To Criticize the Critics: An Objective Bayesian Analysis of Stochastic Trends

In two recent articles, Sims (1988) and Sims and Uhlig (1988) question the value of much of the ongoing literature on unit roots and stochastic trends. They characterize the seeds of this literature as “sterile ideas,” the application of nonstationary limit theory as “wrongheaded and unenlightening” and the use of classical methods of inference as “unreasonable” and “logically unsound.” They advocate in place of classical methods an explicit Bayesian approach to inference that utilizes a flat prior on the autoregressive coefficient. DeJong and Whiteman adopt a related Bayesian approach in a group of papers (1989a,b,c) that seek to reevaluate the empirical evidence from historical economic time series. Their results appear to be conclusive in turning around the earlier, influential conclusions of Nelson and Plosser (1982) that most aggregate economic time series have stochastic trends. So far, these criticisms of unit root econometrics have gone unanswered; the assertions about the impropriety of classical methods and the superiority of flat prior Bayesian methods have been unchallenged; and the empirical reevaluation of evidence in support of stochastic trends has been left without comment.

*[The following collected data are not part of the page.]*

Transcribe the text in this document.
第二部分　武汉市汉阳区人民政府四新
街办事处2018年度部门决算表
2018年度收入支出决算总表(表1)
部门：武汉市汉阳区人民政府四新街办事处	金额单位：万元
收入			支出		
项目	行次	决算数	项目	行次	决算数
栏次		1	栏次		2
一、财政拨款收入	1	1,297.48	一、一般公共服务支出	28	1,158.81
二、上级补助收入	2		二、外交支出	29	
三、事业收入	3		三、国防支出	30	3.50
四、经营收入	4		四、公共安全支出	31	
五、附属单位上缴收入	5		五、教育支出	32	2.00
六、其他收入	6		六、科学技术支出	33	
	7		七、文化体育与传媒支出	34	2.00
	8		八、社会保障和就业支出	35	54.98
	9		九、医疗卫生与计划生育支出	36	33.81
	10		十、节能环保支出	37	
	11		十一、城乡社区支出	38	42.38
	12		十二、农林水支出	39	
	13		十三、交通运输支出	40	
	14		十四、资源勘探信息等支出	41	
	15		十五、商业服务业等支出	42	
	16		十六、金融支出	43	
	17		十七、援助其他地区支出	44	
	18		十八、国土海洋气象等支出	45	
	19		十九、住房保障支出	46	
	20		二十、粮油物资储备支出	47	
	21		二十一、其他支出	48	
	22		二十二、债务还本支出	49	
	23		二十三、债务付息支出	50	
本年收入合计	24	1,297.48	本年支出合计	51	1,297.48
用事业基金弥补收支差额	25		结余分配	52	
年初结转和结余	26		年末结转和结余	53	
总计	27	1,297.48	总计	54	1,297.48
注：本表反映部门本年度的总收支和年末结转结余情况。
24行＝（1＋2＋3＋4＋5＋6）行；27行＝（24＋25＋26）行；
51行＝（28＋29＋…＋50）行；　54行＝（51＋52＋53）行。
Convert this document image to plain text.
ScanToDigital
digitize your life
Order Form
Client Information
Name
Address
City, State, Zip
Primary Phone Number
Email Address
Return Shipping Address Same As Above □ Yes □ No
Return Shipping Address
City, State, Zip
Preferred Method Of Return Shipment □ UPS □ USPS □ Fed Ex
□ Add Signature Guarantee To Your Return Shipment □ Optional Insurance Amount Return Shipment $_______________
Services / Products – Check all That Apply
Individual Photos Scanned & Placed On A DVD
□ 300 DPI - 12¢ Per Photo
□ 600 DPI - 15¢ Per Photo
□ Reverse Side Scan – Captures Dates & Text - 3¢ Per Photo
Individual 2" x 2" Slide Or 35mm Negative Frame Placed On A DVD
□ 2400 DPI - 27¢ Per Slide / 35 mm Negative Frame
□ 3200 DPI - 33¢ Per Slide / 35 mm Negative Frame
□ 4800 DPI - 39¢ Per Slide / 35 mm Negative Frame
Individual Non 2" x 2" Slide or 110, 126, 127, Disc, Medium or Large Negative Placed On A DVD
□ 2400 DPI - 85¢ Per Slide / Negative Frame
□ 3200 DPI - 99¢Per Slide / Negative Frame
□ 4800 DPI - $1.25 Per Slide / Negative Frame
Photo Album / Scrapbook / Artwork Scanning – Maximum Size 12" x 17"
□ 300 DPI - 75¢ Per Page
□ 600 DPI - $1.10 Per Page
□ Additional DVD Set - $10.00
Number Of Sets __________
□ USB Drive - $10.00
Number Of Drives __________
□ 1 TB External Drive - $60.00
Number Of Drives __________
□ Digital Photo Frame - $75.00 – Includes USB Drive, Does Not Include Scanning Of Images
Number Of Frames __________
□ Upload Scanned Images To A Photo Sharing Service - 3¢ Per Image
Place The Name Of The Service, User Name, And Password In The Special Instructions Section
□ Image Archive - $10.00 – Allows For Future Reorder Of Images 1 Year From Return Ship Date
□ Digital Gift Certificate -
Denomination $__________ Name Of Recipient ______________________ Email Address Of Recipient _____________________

This paper breaks that silence and offers a new perspective. We challenge the methods, the assertions and the conclusions of these articles on the Bayesian analysis of unit roots. Our approach is also Bayesian but we employ objective ignorance priors not flat priors in our analysis. Ignorance priors represent a state of ignorance about the value of a parameter and in many models are very different from flat priors. We demonstrate that in time series models flat priors do not represent ignorance but are actually informative (sic) precisely because they neglect generically available information about how autoregressive coefficients influence observed time series characteristics. Contrary to their apparent intent, flat priors unwittingly bias inferences toward stationary and iid alternatives where they do represent ignorance, as in the linear regression model. This bias helps to explain the outcome of the simulation experiments in Sims and Uhlig and the empirical results of DeJong and Whiteman.

Under flat priors and ignorance priors this paper derives posterior distributions for the parameters in autoregressive models with a deterministic trend and an arbitrary number of lags. Marginal posterior distributions are obtained by using the Laplace approximation for multivariate integrals along the lines suggested by the author (1983) in some earlier work. The bias from the use of flat priors is shown in our simulations to be substantial; and we conclude that it is unacceptably large in models with a fitted deterministic trend, for which the expected posterior probability of a stochastic trend is found to be negligible even though the true data generating mechanism has a unit root. Under ignorance priors, Bayesian inference is shown to accord more closely with the results of classical methods. An interesting outcome of our simulations and our empirical work is the bimodal Bayesian posterior, which demonstrates that Bayesian confidence sets can be disjoint, just like classical confidence intervals that are based on asymptotic theory. The paper concludes with an empirical application of our Bayesian methodology to the Nelson-Plosser series. Seven of the fourteen series show evidence of stochastic trends under ignorance priors, whereas under flat priors on the coefficients all but three of the series appear trend stationary. The latter result corresponds closely with the conclusion reached by DeJong and Whiteman (1989b) (based on truncated flat priors) that all but two of the Nelson-Plosser series are trend stationary. We argue that the DeJong-Whiteman inferences are biased toward trend stationarity through the use of flat priors and that their inferences are fragile (i.e., not robust) not only to the prior but also to the lag length chosen in the time series specification.